Professional Service Agreement

Week In Review

October 05, 2015

Requesting FMLA leave does not give an employee greater protection against firing for reasons unrelated to FMLA
A federal appeals court has determined that a customer service representative who was fired for performance issues during the same period of time in which she requested leave under the Family and Medical Leave Act (FMLA) to care for her child could not support her FMLA discrimination claim. The court’s dismissal of the claim was based on the fact that the employee was unable to show that the reason set forth by the company for her discharge — multiple shipping errors within a 17 day period – was a pretext for discriminatory treatment based on her request for leave. One critical point raised by the court was that the company’s explanation for the employee’s firing remained constant throughout the process. Because the company documented the performance issues, and remained constant in its assertion of those issues as the basis for the employee’s firing, it was able to overcome the employee’s pretext argument.
Requesting FMLA leave does not give an employee greater protection against firing for reasons unrelated to FMLA. However, when an adverse employment action is considered against an employee who ultimately may assert a legally protected status — including FMLA protection — attention should be paid to the existence of supporting documentation, the objective factual background, and the consistent application of discipline.

NLRB holds restrictions on employee communications during non-working time violate the NLRA
The National Labor Relations Board (NLRB) has held that certain provisions of a media giant’s Code of Conduct unlawfully interfered with the right of employees to engage in concerted activity in violation of the National Labor Relations Act (NLRA). The NLRB held that the restrictions relating to “solicitation and fundraising,” which prohibited employees from using the company’s communications system for distributing materials to one another even during non-working time, violated the NLRA. The NLRB also held that the “prohibited activities” section also violated the NLRA; this section prohibited employees from using company email to communicate with each other on behalf of outside organizations in ways that might cause the company “embarrassment.” In the decision, the NLRB stated that employers should now be well aware that they cannot completely ban all employee use of company email systems for purposes that, in management’s view, are not necessarily conducive to the organization’s business goals.

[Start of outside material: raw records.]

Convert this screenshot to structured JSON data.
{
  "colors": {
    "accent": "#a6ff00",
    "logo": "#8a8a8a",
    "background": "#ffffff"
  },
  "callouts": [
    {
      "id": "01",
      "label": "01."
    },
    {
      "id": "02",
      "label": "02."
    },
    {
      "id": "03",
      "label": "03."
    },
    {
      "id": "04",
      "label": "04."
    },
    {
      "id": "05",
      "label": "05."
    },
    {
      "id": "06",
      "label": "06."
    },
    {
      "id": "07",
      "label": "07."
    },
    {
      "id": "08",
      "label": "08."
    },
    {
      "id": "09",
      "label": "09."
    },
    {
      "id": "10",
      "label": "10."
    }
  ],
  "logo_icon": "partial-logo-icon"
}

EEOC sues retailer for disability bias
According to a complaint filed by the EEOC last week, a Texas jewelry retailer allegedly refused to provide a reasonable accommodation to an employee with degenerative disc disease and fibromyalgia, and then terminated her. The employee had recently taken medical leave and returned to work with restrictions that she take sitting breaks. The employee notified her employer that she needed to sit for 15 minutes every hour as an accommodation for her disability. The employer denied the request, and insisted that she stand her entire work shift. When the employee did not, she was fired. When a qualified employee with a disability is ready and willing to work, the employer has a legal duty to provide a reasonable accommodation to make that employment possible unless the employer can show undue hardship.